[Images courtesy Despicable Me official Facebook page]
Last week Universal and Illumination Entertainment let the world know Despicable Me 3 had crossed the magic $1 Billion-with-a-B line in box office receipts since its June 30th release. With a cumulative $3,681.90 billion in worldwide gross box office, the four movie series (three Despicable Me movies plus 2015’s Minions) leaps ahead of both the Shrek series from Dreamworks and Fox/Blue Sky’s Ice Age franchise (both at five films and counting).
The secrets behind the success?
A few are obvious.
Universal Appeal (pun intended) – All of the DM movies are both appealing to kids and (mostly) enjoyable for adults.
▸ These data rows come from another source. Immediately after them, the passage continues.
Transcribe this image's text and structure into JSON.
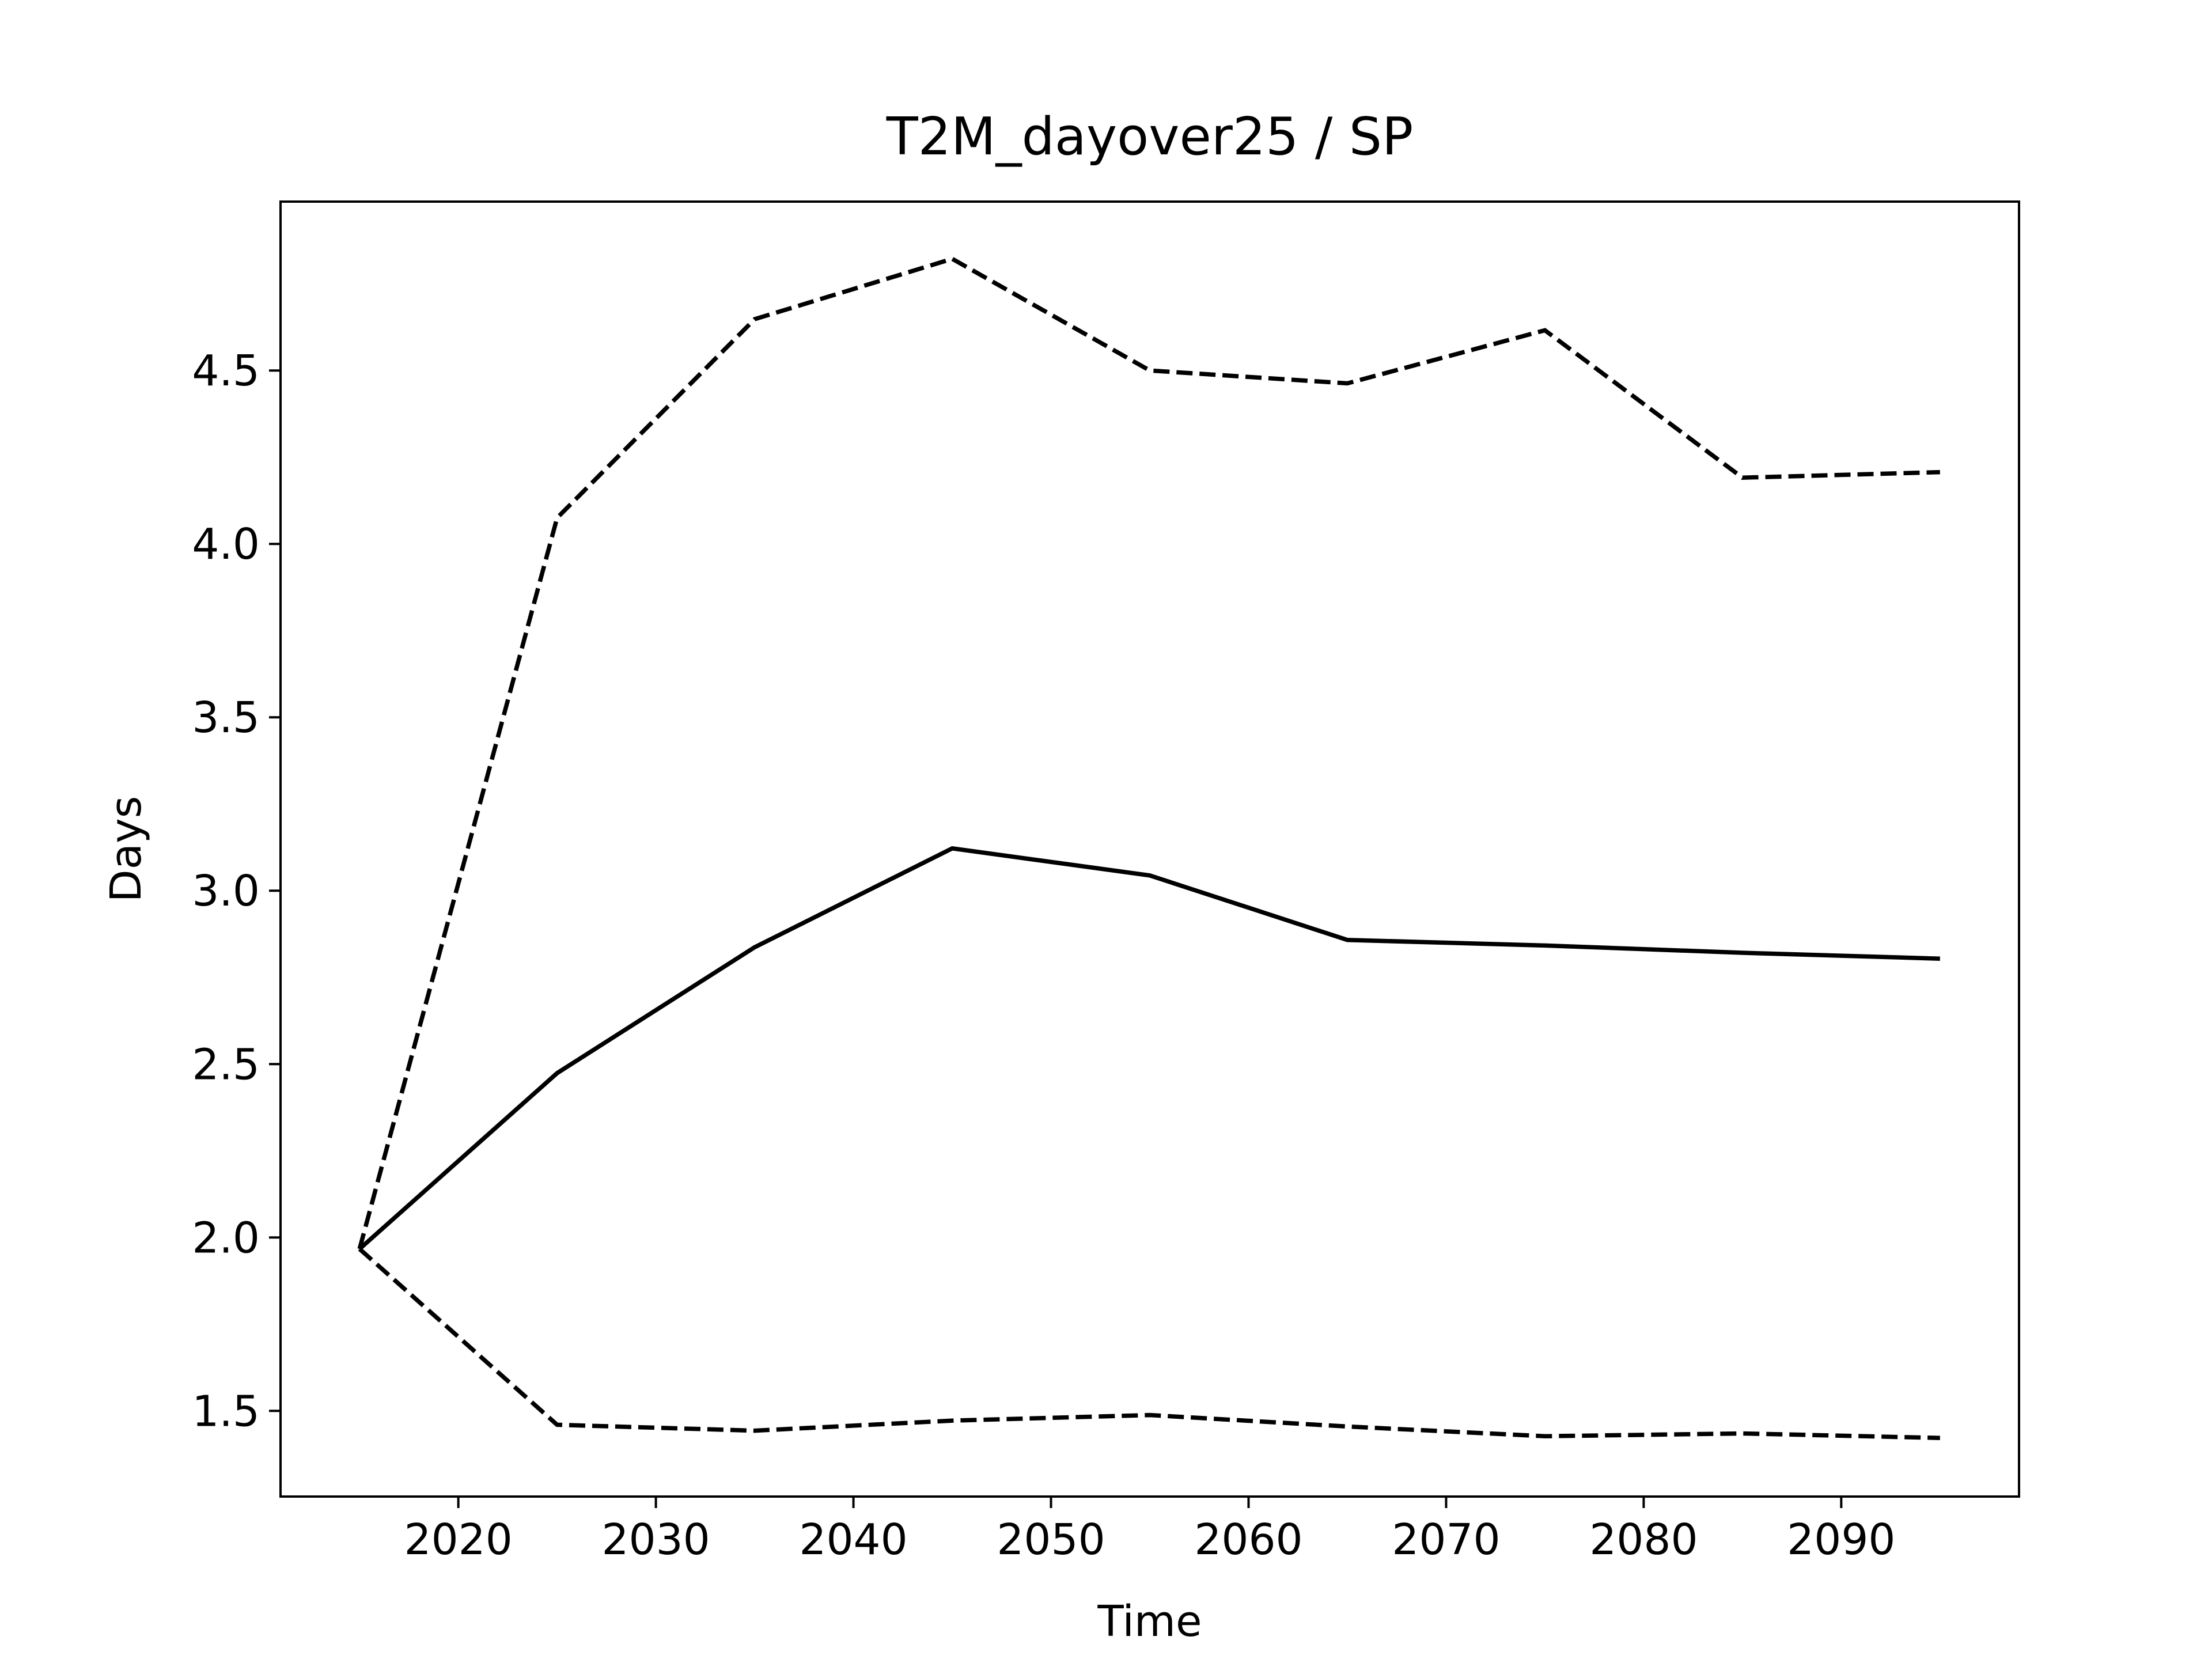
{
  "chart_data": {
    "type": "line",
    "title": "T2M_dayover25 / SP",
    "xlabel": "Time",
    "ylabel": "Days",
    "x": [
      2015,
      2025,
      2035,
      2045,
      2055,
      2065,
      2075,
      2085,
      2095
    ],
    "series": [
      {
        "color": "#000000",
        "linestyle": "solid",
        "values": [
          1.967,
          2.474,
          2.837,
          3.122,
          3.044,
          2.858,
          2.842,
          2.821,
          2.804
        ]
      },
      {
        "color": "#000000",
        "linestyle": "dashed",
        "values": [
          1.967,
          4.075,
          4.648,
          4.822,
          4.5,
          4.463,
          4.616,
          4.191,
          4.207
        ]
      },
      {
        "color": "#000000",
        "linestyle": "dashed",
        "values": [
          1.967,
          1.46,
          1.443,
          1.472,
          1.488,
          1.455,
          1.427,
          1.435,
          1.422
        ]
      }
    ],
    "xlim": [
      2011,
      2099
    ],
    "ylim": [
      1.253,
      4.987
    ],
    "xticks": [
      2020,
      2030,
      2040,
      2050,
      2060,
      2070,
      2080,
      2090
    ],
    "yticks": [
      1.5,
      {
        "value": 2,
        "label": "2.0"
      },
      2.5,
      {
        "value": 3,
        "label": "3.0"
      },
      3.5,
      {
        "value": 4,
        "label": "4.0"
      },
      4.5
    ],
    "grid": false
  }
}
Personally, I’m very glad I had to take my niece to see DM3, and her dad got stuck taking her to The Emoji Movie. The “house style” of Illumination studios – bright, airy, full of tactile detail without bombarding your eyeballs with CGI-pollution – is a flat-out delight.
Breakout Characters – The main character of the series, failed Bond Villain wannabe Gru anchors the storylines while allowing a cast of supporting characters to steal the spotlight. Do I refer to the lovable sister trio of Margo, Edith, and the oh-so-adorable Agnes? Nope. The true breakout stars of Despicable Me are, of course, the Minions. Kevin, Stuart, Bob, and their many, Many, MANY brothers broke out of second banana status and into stardom with 2015’s Minions.
Not as obvious, but perhaps most important in the long term, is the basic business model followed by Illumination founder Christopher Meledandri. As a 2011 New York Times profile succinctly stated, Meledandri “wants to prove that strict cost controls and hit animated movies are not mutually exclusive.” So far, he’s been proven right.
In 2010 Despicable Me grossed $543 million world wide with a production budget of $69 million. The budget for Despicable Me 3 did go up to $80 million, but also doubled the first installment’s take. Contrast that with 2016’s Ice Age: Collision Course, which grossed $400 million worldwide against a production budget of $105 million.
Part of this economizing comes from using a French subsidiary (Illumination Mac Guff) as the main animation hub, in contrast to US-based studios Pixar and Dreamworks.
With Meledandri at the helm and his philosophy of “Very few management layers, clear decision-making, shortening the length of time you spend developing a movie – it can be done,” as a guiding principle, Universal/Illumination looks to continue animating all the way to the bank.